Let’s talk about Teaching and Learning

Between Us

Here are three ways to Make It Yours this week:

  • Satisfy your Jewish learning appetite at ROUTES on Sunday, November 2.
  • Come to JFNA’s General Assembly at the National Harbor from November 9-11.
  • See how you can Make It Yours with The Jewish Federation of Greater Washington.

Good morning,

As you read these words, I am in Israel for meetings and looking forward to Shabbat dinner tonight with the Federation’s First Timers Mission, chaired by Bob and Holly Bloom. The mission participants are having extraordinary experiences, including Masada, Tel Aviv and just yesterday, meeting Lone Soldier Johnny Sayag, a Washingtonian who fought in this summer’s Gaza conflict. There’s nothing like seeing Israel for the first time, or, through the eyes of first timers.

Here in Jerusalem, and throughout the world, we mourn the death of 3 month-old Chaya Zissel Braun, killed by a terrorist who drove his car at high speed into a crowd of people waiting at the Ammunition Hill light rail station. Israeli President Reuven Rivlin eulogized Chaya: “We are standing before a tiny, silent body, before a small grave, standing against haters and murderers whose hands slaughter without distinction, without mercy.”

Jerusalem is preparing for Shabbat, and soon – at the appointed hour – there will be an abrupt calm that is unique to this holy city. Abraham Joshua Heschel wrote, “The meaning of the Sabbath is to celebrate time rather than space. Six days a week we live under the tyranny of things of space; on the Sabbath we try to become attuned to holiness in time.”

I’ve often wondered what it would have been like to study with Heschel, to hear him speak, to learn from him. What an extraordinary teacher; what extraordinary impact!

For millennia, teaching, learning and education have been central to Jewish life, tradition and heritage. In Pirkei Avot, the Ethics of Our Fathers, Rabbi Yehoshua Ben Perachya says, “Make for yourself a teacher and acquire for yourself a friend….

On Sunday, November 2, at American University from 9:00 a.m. – 4:00 p.m., The Jewish Federation of Greater Washington and its Department of Jewish Life and Learning present ROUTES – an extraordinary day of teaching, learning and community building.
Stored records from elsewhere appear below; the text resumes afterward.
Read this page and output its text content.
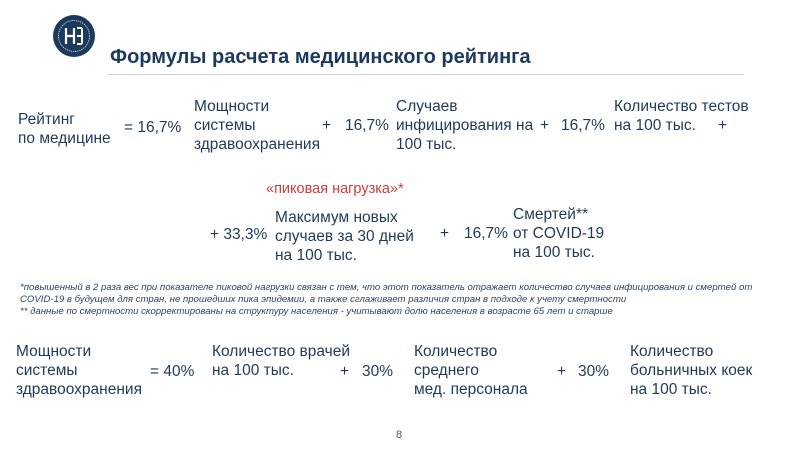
Формулы расчета медицинского рейтинга
Рейтинг
по медицине
= 16,7%
Мощности
системы
здравоохранения
+ 16,7%
Случаев
инфицирования на
100 тыс.
+ 16,7%
Количество тестов
на 100 тыс.	+
«пиковая нагрузка»*
+ 33,3%
Максимум новых
случаев за 30 дней
на 100 тыс.
+ 16,7%
Смертей**
от COVID-19
на 100 тыс.
*повышенный в 2 раза вес при показателе пиковой нагрузки связан с тем, что этот показатель отражает количество случаев инфицирования и смертей от
COVID-19 в будущем для стран, не прошедших пика эпидемии, а также сглаживает различия стран в подходе к учету смертности
** данные по смертности скорректированы на структуру населения - учитывают долю населения в возрасте 65 лет и старше
Мощности
системы
здравоохранения
= 40%
Количество врачей
на 100 тыс.	+ 30%
Количество
среднего
мед. персонала
+ 30%
Количество
больничных коек
на 100 тыс.
8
If you’ve been to ROUTES before, you know of its ability to ignite – or reignite – a passion for Jewish education in adults throughout the community. If you haven’t been, this is the year for you to come: there will be 70 sessions over 7 hours showcasing Jewish learning at its most fun, most original, most spiritual and most inspiring.

Register online now and plan on joining us.

Our goals are to expose community members to myriad ways of engaging in Jewish learning and to highlight extraordinary local educators and community programs and encourage participants to continue learning.

Who knows, you might even acquire for yourself a new friend!